Dans l’affaire portée devant la Cour de cassation, un arrêt condamne une société à verser diverses sommes à des particuliers sur le fondement de sa responsabilité contractuelle. Dissoute avant l'arrêt, puis placée en liquidation judiciaire, dont la responsabilité personnelle du liquidateur a été recherchée par les créanciers. Leur appel, formé le 1er mars 2018, avait été rejeté par un arrêt confirmé en 2018, cassé en 2021, puis l'affaire renvoyée devant une autre cour d’appel par déclaration du 19 mai 2021.

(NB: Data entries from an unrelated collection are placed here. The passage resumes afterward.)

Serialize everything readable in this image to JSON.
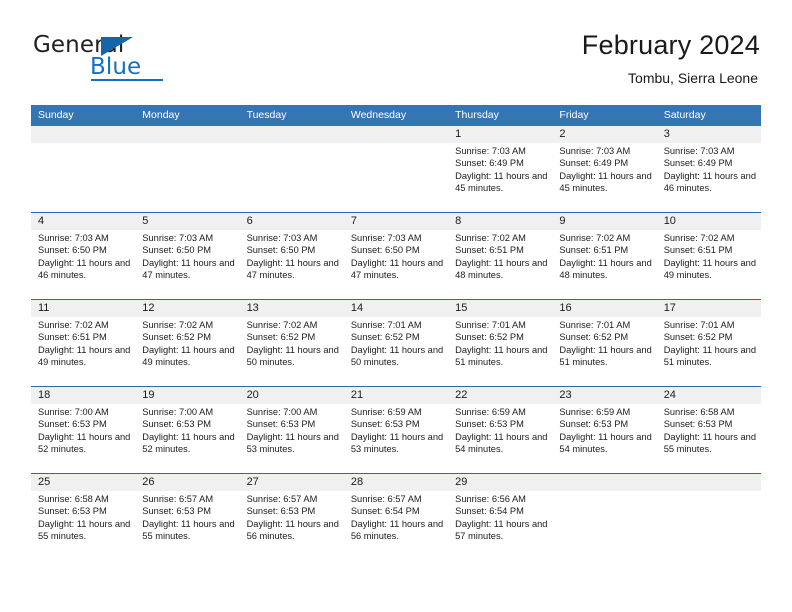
{
  "brand": {
    "name_part1": "General",
    "name_part2": "Blue",
    "triangle_color": "#1565a8",
    "blue_color": "#1271c3"
  },
  "header": {
    "title": "February 2024",
    "subtitle": "Tombu, Sierra Leone"
  },
  "theme": {
    "header_blue": "#3575b4",
    "separator_blue": "#2c6aa8",
    "date_band_gray": "#f0f0f0"
  },
  "weekdays": [
    "Sunday",
    "Monday",
    "Tuesday",
    "Wednesday",
    "Thursday",
    "Friday",
    "Saturday"
  ],
  "labels": {
    "sunrise": "Sunrise:",
    "sunset": "Sunset:",
    "daylight": "Daylight:"
  },
  "weeks": [
    [
      {
        "day": ""
      },
      {
        "day": ""
      },
      {
        "day": ""
      },
      {
        "day": ""
      },
      {
        "day": "1",
        "sunrise": "Sunrise: 7:03 AM",
        "sunset": "Sunset: 6:49 PM",
        "daylight": "Daylight: 11 hours and 45 minutes."
      },
      {
        "day": "2",
        "sunrise": "Sunrise: 7:03 AM",
        "sunset": "Sunset: 6:49 PM",
        "daylight": "Daylight: 11 hours and 45 minutes."
      },
      {
        "day": "3",
        "sunrise": "Sunrise: 7:03 AM",
        "sunset": "Sunset: 6:49 PM",
        "daylight": "Daylight: 11 hours and 46 minutes."
      }
    ],
    [
      {
        "day": "4",
        "sunrise": "Sunrise: 7:03 AM",
        "sunset": "Sunset: 6:50 PM",
        "daylight": "Daylight: 11 hours and 46 minutes."
      },
      {
        "day": "5",
        "sunrise": "Sunrise: 7:03 AM",
        "sunset": "Sunset: 6:50 PM",
        "daylight": "Daylight: 11 hours and 47 minutes."
      },
      {
        "day": "6",
        "sunrise": "Sunrise: 7:03 AM",
        "sunset": "Sunset: 6:50 PM",
        "daylight": "Daylight: 11 hours and 47 minutes."
      },
      {
        "day": "7",
        "sunrise": "Sunrise: 7:03 AM",
        "sunset": "Sunset: 6:50 PM",
        "daylight": "Daylight: 11 hours and 47 minutes."
      },
      {
        "day": "8",
        "sunrise": "Sunrise: 7:02 AM",
        "sunset": "Sunset: 6:51 PM",
        "daylight": "Daylight: 11 hours and 48 minutes."
      },
      {
        "day": "9",
        "sunrise": "Sunrise: 7:02 AM",
        "sunset": "Sunset: 6:51 PM",
        "daylight": "Daylight: 11 hours and 48 minutes."
      },
      {
        "day": "10",
        "sunrise": "Sunrise: 7:02 AM",
        "sunset": "Sunset: 6:51 PM",
        "daylight": "Daylight: 11 hours and 49 minutes."
      }
    ],
    [
      {
        "day": "11",
        "sunrise": "Sunrise: 7:02 AM",
        "sunset": "Sunset: 6:51 PM",
        "daylight": "Daylight: 11 hours and 49 minutes."
      },
      {
        "day": "12",
        "sunrise": "Sunrise: 7:02 AM",
        "sunset": "Sunset: 6:52 PM",
        "daylight": "Daylight: 11 hours and 49 minutes."
      },
      {
        "day": "13",
        "sunrise": "Sunrise: 7:02 AM",
        "sunset": "Sunset: 6:52 PM",
        "daylight": "Daylight: 11 hours and 50 minutes."
      },
      {
        "day": "14",
        "sunrise": "Sunrise: 7:01 AM",
        "sunset": "Sunset: 6:52 PM",
        "daylight": "Daylight: 11 hours and 50 minutes."
      },
      {
        "day": "15",
        "sunrise": "Sunrise: 7:01 AM",
        "sunset": "Sunset: 6:52 PM",
        "daylight": "Daylight: 11 hours and 51 minutes."
      },
      {
        "day": "16",
        "sunrise": "Sunrise: 7:01 AM",
        "sunset": "Sunset: 6:52 PM",
        "daylight": "Daylight: 11 hours and 51 minutes."
      },
      {
        "day": "17",
        "sunrise": "Sunrise: 7:01 AM",
        "sunset": "Sunset: 6:52 PM",
        "daylight": "Daylight: 11 hours and 51 minutes."
      }
    ],
    [
      {
        "day": "18",
        "sunrise": "Sunrise: 7:00 AM",
        "sunset": "Sunset: 6:53 PM",
        "daylight": "Daylight: 11 hours and 52 minutes."
      },
      {
        "day": "19",
        "sunrise": "Sunrise: 7:00 AM",
        "sunset": "Sunset: 6:53 PM",
        "daylight": "Daylight: 11 hours and 52 minutes."
      },
      {
        "day": "20",
        "sunrise": "Sunrise: 7:00 AM",
        "sunset": "Sunset: 6:53 PM",
        "daylight": "Daylight: 11 hours and 53 minutes."
      },
      {
        "day": "21",
        "sunrise": "Sunrise: 6:59 AM",
        "sunset": "Sunset: 6:53 PM",
        "daylight": "Daylight: 11 hours and 53 minutes."
      },
      {
        "day": "22",
        "sunrise": "Sunrise: 6:59 AM",
        "sunset": "Sunset: 6:53 PM",
        "daylight": "Daylight: 11 hours and 54 minutes."
      },
      {
        "day": "23",
        "sunrise": "Sunrise: 6:59 AM",
        "sunset": "Sunset: 6:53 PM",
        "daylight": "Daylight: 11 hours and 54 minutes."
      },
      {
        "day": "24",
        "sunrise": "Sunrise: 6:58 AM",
        "sunset": "Sunset: 6:53 PM",
        "daylight": "Daylight: 11 hours and 55 minutes."
      }
    ],
    [
      {
        "day": "25",
        "sunrise": "Sunrise: 6:58 AM",
        "sunset": "Sunset: 6:53 PM",
        "daylight": "Daylight: 11 hours and 55 minutes."
      },
      {
        "day": "26",
        "sunrise": "Sunrise: 6:57 AM",
        "sunset": "Sunset: 6:53 PM",
        "daylight": "Daylight: 11 hours and 55 minutes."
      },
      {
        "day": "27",
        "sunrise": "Sunrise: 6:57 AM",
        "sunset": "Sunset: 6:53 PM",
        "daylight": "Daylight: 11 hours and 56 minutes."
      },
      {
        "day": "28",
        "sunrise": "Sunrise: 6:57 AM",
        "sunset": "Sunset: 6:54 PM",
        "daylight": "Daylight: 11 hours and 56 minutes."
      },
      {
        "day": "29",
        "sunrise": "Sunrise: 6:56 AM",
        "sunset": "Sunset: 6:54 PM",
        "daylight": "Daylight: 11 hours and 57 minutes."
      },
      {
        "day": ""
      },
      {
        "day": ""
      }
    ]
  ]
}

La Cour d'appel a confirmé le jugement initial, en appliquant l’interprétation nouvelle donnée aux articles 542 et 954 du Code de procédure civile par un arrêt de la Cour de cassation du 17 septembre 2020 (n°18-23.626). Elle a estimé qu’en l’absence de demande de réformation du jugement déféré dans les écritures, elle ne pouvait que confirmer ce dernier.

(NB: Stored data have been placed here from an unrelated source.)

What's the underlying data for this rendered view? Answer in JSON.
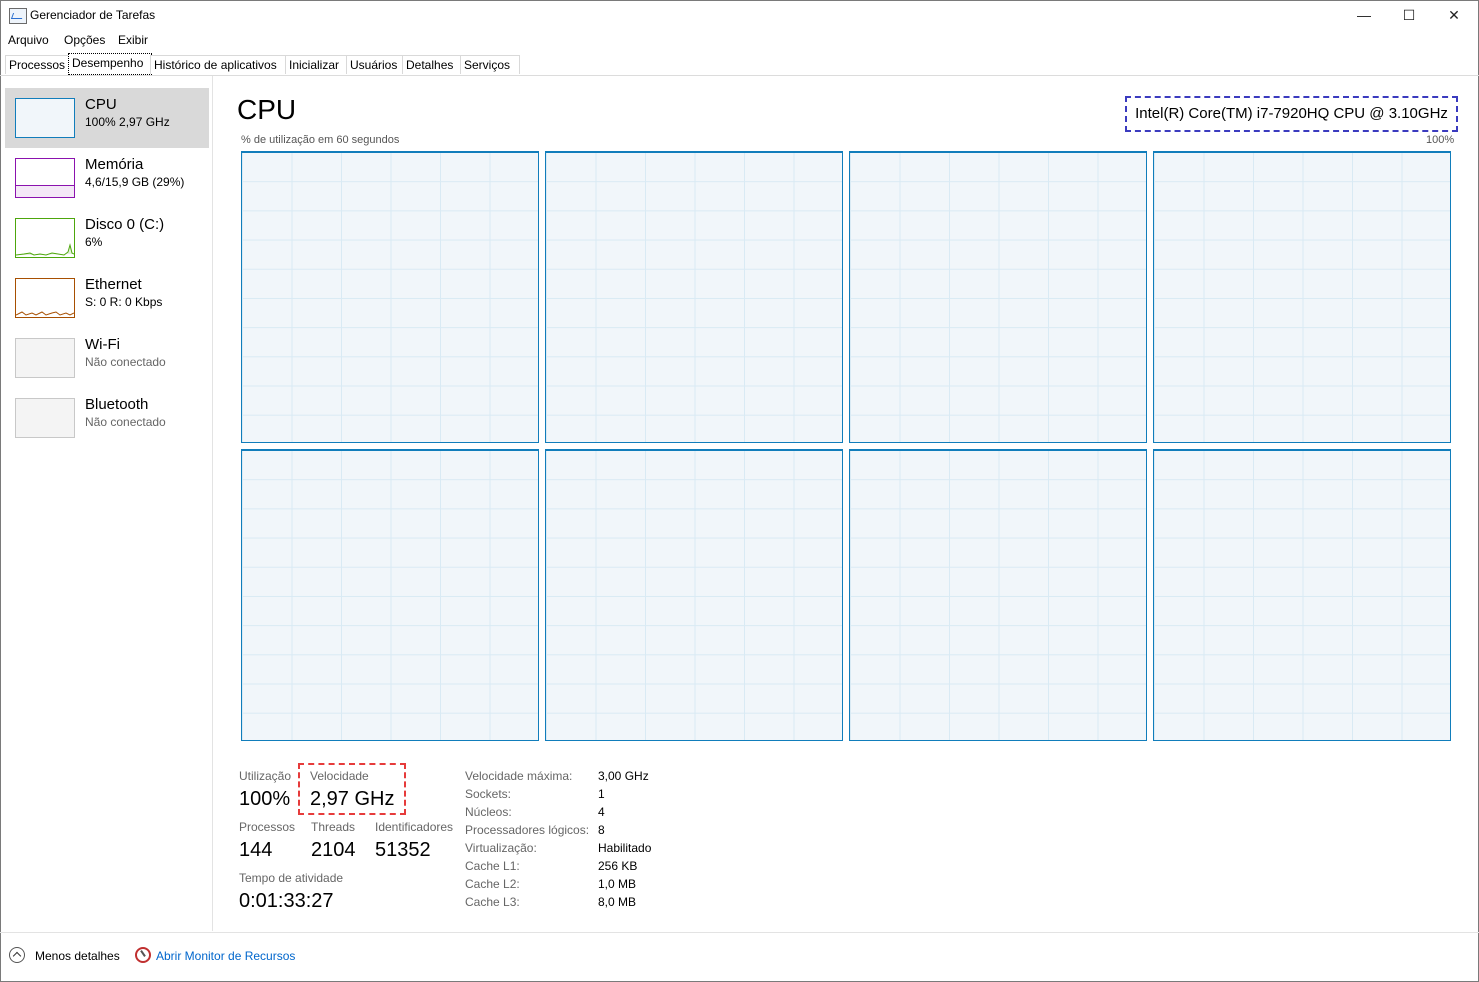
{
  "window": {
    "title": "Gerenciador de Tarefas"
  },
  "menu": [
    "Arquivo",
    "Opções",
    "Exibir"
  ],
  "tabs": [
    "Processos",
    "Desempenho",
    "Histórico de aplicativos",
    "Inicializar",
    "Usuários",
    "Detalhes",
    "Serviços"
  ],
  "active_tab": "Desempenho",
  "sidebar": {
    "items": [
      {
        "name": "CPU",
        "sub": "100%  2,97 GHz",
        "accent": "#117dbb"
      },
      {
        "name": "Memória",
        "sub": "4,6/15,9 GB (29%)",
        "accent": "#8b12ae"
      },
      {
        "name": "Disco 0 (C:)",
        "sub": "6%",
        "accent": "#4da60c"
      },
      {
        "name": "Ethernet",
        "sub": "S: 0  R: 0 Kbps",
        "accent": "#a74f01"
      },
      {
        "name": "Wi-Fi",
        "sub": "Não conectado",
        "accent": "#999999"
      },
      {
        "name": "Bluetooth",
        "sub": "Não conectado",
        "accent": "#999999"
      }
    ]
  },
  "main": {
    "title": "CPU",
    "model": "Intel(R) Core(TM) i7-7920HQ CPU @ 3.10GHz",
    "graph_label": "% de utilização em 60 segundos",
    "graph_max": "100%",
    "logical_processors": 8,
    "stats": {
      "utilization_label": "Utilização",
      "utilization": "100%",
      "speed_label": "Velocidade",
      "speed": "2,97 GHz",
      "processes_label": "Processos",
      "processes": "144",
      "threads_label": "Threads",
      "threads": "2104",
      "handles_label": "Identificadores",
      "handles": "51352",
      "uptime_label": "Tempo de atividade",
      "uptime": "0:01:33:27"
    },
    "details": [
      {
        "key": "Velocidade máxima:",
        "value": "3,00 GHz"
      },
      {
        "key": "Sockets:",
        "value": "1"
      },
      {
        "key": "Núcleos:",
        "value": "4"
      },
      {
        "key": "Processadores lógicos:",
        "value": "8"
      },
      {
        "key": "Virtualização:",
        "value": "Habilitado"
      },
      {
        "key": "Cache L1:",
        "value": "256 KB"
      },
      {
        "key": "Cache L2:",
        "value": "1,0 MB"
      },
      {
        "key": "Cache L3:",
        "value": "8,0 MB"
      }
    ]
  },
  "footer": {
    "less_details": "Menos detalhes",
    "resource_monitor": "Abrir Monitor de Recursos"
  }
}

La Cour de cassation censure l’arrêt. Elle rappelle que la déclaration de saisine d’une juridiction de renvoi ne constitue pas une nouvelle instance, mais la poursuite de l’instance d’appel initialement engagée. Dès lors, l’interprétation nouvelle des articles 542 et 954, posée pour la première fois le 17 septembre 2020, ne pouvait être appliquée à une procédure introduite par une déclaration d’appel antérieure à cette date (le 1er mars 2018). En appliquant rétroactivement cette règle nouvelle, la cour d’appel a porté atteinte au droit à un procès équitable garanti par l’article 6 de la Convention européenne des droits de l’homme.